Tradition, Change and Survival: Mi'kmaq Tourist Art
Anonyme - Anonymous
1900-1925, 20th century
Birchbark, porcupine quills, spruce root, wood, brass tacks, sweetgrass, aniline dyes
13.3 x 14.9 x 22.5 cm
Gift of Mr. Edwin Holgate
© McCord Museum
Keywords: Box (44)
Quillwork on birchbark is an art form that was pioneered by the Mi'kmaq, and their traditional geometric designs are unique. By the mid-18th century, quillwork had developed into a highly valued commodity aimed primarily at the European souvenir market. Porcupine quills, which are naturally white with black tips, were dyed with homemade or commercial colours. The ends of the quills were then inserted into holes in birchbark, which the artists sewed into forms that would appeal to European buyers.
Keys to History
Trade between French colonists and the Mi'kmaq, and in particular the sale by the Mi'kmaq of objects decorated with porcupine quills, increased towards the end of the 17th century. These objects were shipped to France, where they were avidly sought as curiosities. In fact, this type of birchbark box seems to have been made specifically for the European market.

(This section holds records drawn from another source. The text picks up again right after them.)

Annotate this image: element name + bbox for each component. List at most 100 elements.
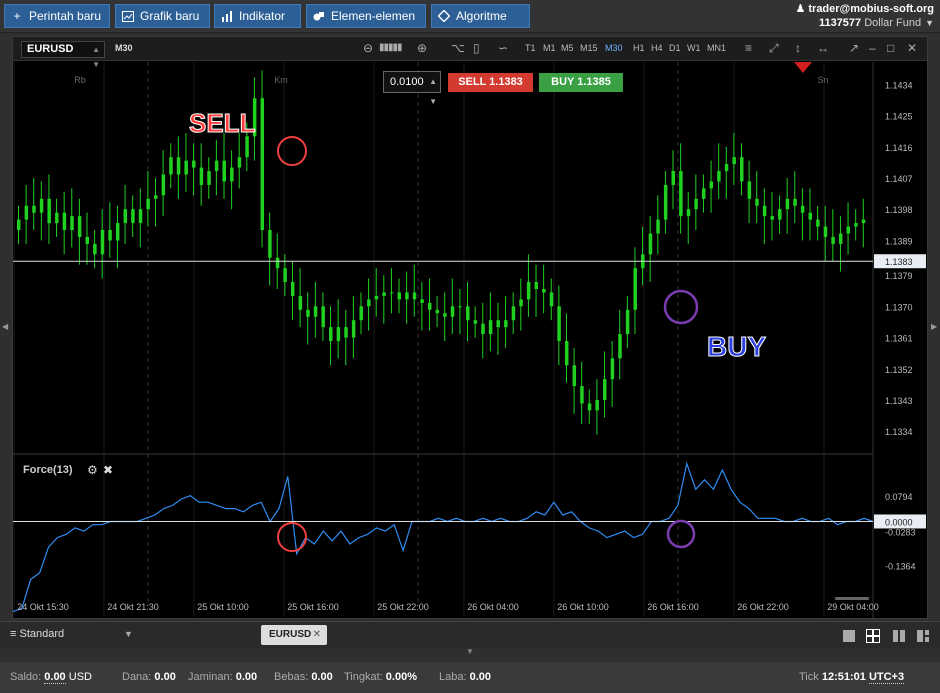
- indicator-button[interactable]: Indikator: [214, 4, 301, 28]
- candle-body: [519, 299, 523, 307]
- candle-body: [572, 365, 577, 387]
- lot-size-input[interactable]: 0.0100 ▲ ▼: [383, 71, 441, 106]
- day-label: Sn: [817, 75, 828, 85]
- maximize-icon[interactable]: □: [887, 41, 894, 55]
- account-email: trader@mobius-soft.org: [808, 3, 934, 15]
- candle-body: [237, 157, 242, 168]
- current-timeframe: M30: [115, 43, 133, 53]
- chart-plot-area[interactable]: Rb Km Sn 1.1434 1.1425 1.1416 1.1407 1.1398 1.13…: [13, 62, 927, 618]
- candle-body: [184, 160, 188, 175]
- zoom-in-icon[interactable]: ⊕: [417, 41, 427, 55]
- detach-icon[interactable]: ↗: [849, 41, 859, 55]
- layout-grid-icon[interactable]: [866, 629, 880, 643]
- left-collapse-icon[interactable]: ◀: [2, 322, 8, 331]
- tf-m1[interactable]: M1: [543, 43, 556, 53]
- candle-body: [32, 205, 36, 213]
- candle-body: [800, 205, 805, 213]
- price-tick-label: 1.1370: [885, 302, 913, 312]
- diagonal-resize-icon[interactable]: ⤢: [769, 41, 779, 56]
- account-fund: Dollar Fund: [864, 17, 922, 29]
- candle-body: [93, 243, 97, 255]
- candle-body: [785, 198, 790, 210]
- chart-tab-eurusd[interactable]: EURUSD ✕: [261, 625, 327, 645]
- candle-body: [412, 292, 417, 300]
- candle-body: [755, 198, 759, 206]
- layout-columns-icon[interactable]: [892, 629, 906, 643]
- chevron-down-icon[interactable]: ▼: [925, 18, 934, 28]
- candle-body: [861, 219, 866, 224]
- panel-expand-icon[interactable]: ▼: [466, 647, 474, 656]
- candle-body: [816, 219, 820, 227]
- tf-h1[interactable]: H1: [633, 43, 645, 53]
- margin: Jaminan: 0.00: [188, 671, 258, 683]
- candle-body: [214, 160, 219, 172]
- elements-button[interactable]: Elemen-elemen: [306, 4, 426, 28]
- line-type-icon[interactable]: ∽: [498, 41, 508, 55]
- candle-body: [351, 320, 356, 338]
- candle-body: [793, 198, 797, 206]
- candle-body: [823, 226, 828, 237]
- close-icon[interactable]: ✕: [313, 625, 321, 645]
- algorithm-button[interactable]: Algoritme: [431, 4, 530, 28]
- tf-t1[interactable]: T1: [525, 43, 536, 53]
- sort-icon[interactable]: ≡: [745, 41, 752, 55]
- account-number: 1137577: [818, 17, 862, 29]
- candle-body: [39, 198, 44, 213]
- candle-body: [100, 230, 105, 255]
- minimize-icon[interactable]: –: [869, 41, 876, 55]
- candle-body: [846, 226, 851, 234]
- tf-m15[interactable]: M15: [580, 43, 598, 53]
- gear-icon[interactable]: ⚙: [87, 463, 98, 477]
- candle-body: [367, 299, 371, 307]
- tf-h4[interactable]: H4: [651, 43, 663, 53]
- force-value-label: 0.0000: [885, 517, 913, 527]
- close-icon[interactable]: ✖: [103, 463, 113, 477]
- tf-mn1[interactable]: MN1: [707, 43, 726, 53]
- time-tick-label: 24 Okt 21:30: [107, 602, 159, 612]
- algorithm-label: Algoritme: [456, 9, 507, 23]
- price-tick-label: 1.1407: [885, 174, 913, 184]
- indicator-title: Force(13): [23, 464, 73, 476]
- horizontal-resize-icon[interactable]: ↔: [817, 41, 829, 55]
- tf-m30[interactable]: M30: [605, 43, 623, 53]
- tab-label: EURUSD: [269, 629, 312, 640]
- sell-button[interactable]: SELL 1.1383: [448, 73, 533, 92]
- tf-m5[interactable]: M5: [561, 43, 574, 53]
- new-order-button[interactable]: + Perintah baru: [4, 4, 110, 28]
- new-chart-button[interactable]: Grafik baru: [115, 4, 210, 28]
- candle-body: [595, 399, 599, 411]
- candle-body: [70, 216, 74, 231]
- candle-body: [778, 209, 782, 220]
- current-price-label: 1.1383: [885, 257, 913, 267]
- candle-body: [131, 209, 135, 224]
- time-tick-label: 26 Okt 10:00: [557, 602, 609, 612]
- layout-single-icon[interactable]: [842, 629, 856, 643]
- tf-w1[interactable]: W1: [687, 43, 701, 53]
- tf-d1[interactable]: D1: [669, 43, 681, 53]
- sell-annotation: SELL: [189, 108, 256, 138]
- candle-type-icon[interactable]: ▯: [473, 41, 480, 55]
- close-icon[interactable]: ✕: [907, 41, 917, 55]
- profit: Laba: 0.00: [439, 671, 492, 683]
- candle-body: [732, 157, 736, 165]
- candle-body: [747, 181, 752, 199]
- chevron-down-icon[interactable]: ▼: [124, 629, 133, 639]
- vertical-resize-icon[interactable]: ↕: [795, 41, 801, 55]
- horizontal-scrollbar[interactable]: [835, 597, 869, 600]
- candle-body: [511, 306, 516, 321]
- bar-type-icon[interactable]: ⌥: [451, 41, 465, 55]
- candle-body: [504, 320, 508, 328]
- zoom-slider[interactable]: ▮▮▮▮▮: [379, 42, 402, 53]
- lot-size-value: 0.0100: [390, 76, 424, 88]
- candle-body: [656, 219, 660, 234]
- candle-body: [382, 292, 386, 296]
- symbol-selector[interactable]: EURUSD ▲ ▼: [21, 41, 105, 69]
- buy-button[interactable]: BUY 1.1385: [539, 73, 623, 92]
- scroll-marker[interactable]: [794, 62, 812, 73]
- layout-split-icon[interactable]: [916, 629, 930, 643]
- zoom-out-icon[interactable]: ⊖: [363, 41, 373, 55]
- account-info[interactable]: ♟ trader@mobius-soft.org 1137577 Dollar …: [795, 2, 934, 30]
- price-tick-label: 1.1389: [885, 236, 913, 246]
- layout-selector[interactable]: ≡ Standard: [10, 628, 64, 640]
- right-collapse-icon[interactable]: ▶: [931, 322, 937, 331]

The tips of porcupine quills are inserted into holes in the birchbark, which the artists sewed into different shapes. Geometric motifs such as the ones seen here were frequently used. The meaning of the chevron motif on the sides of the boxes is not known, but it may represent a spruce tree, the symbol of old age and great strength.
These are nesting boxes, each of which fits inside the next largest one. They are decorated with porcupine quills coloured with synthetic aniline dyes (available after 1860), spruce root and sweetgrass-all fashioned into geometric patterns and the eight-sided star, the Mi'kmaq symbol of the sun.
This set of boxes comes from Nova Scotia or New Brunswick.
These boxes were made at the beginning of the 20th century.
The name of the artist who made these boxes is not known, although it was probably a woman. We do know, however, that the set was given to the McCord Museum by the Canadian painter Edwin Headley Holgate (1892-1977), who had a great interest in the First Nations of Canada. Holgate was a member of the Group of Seven.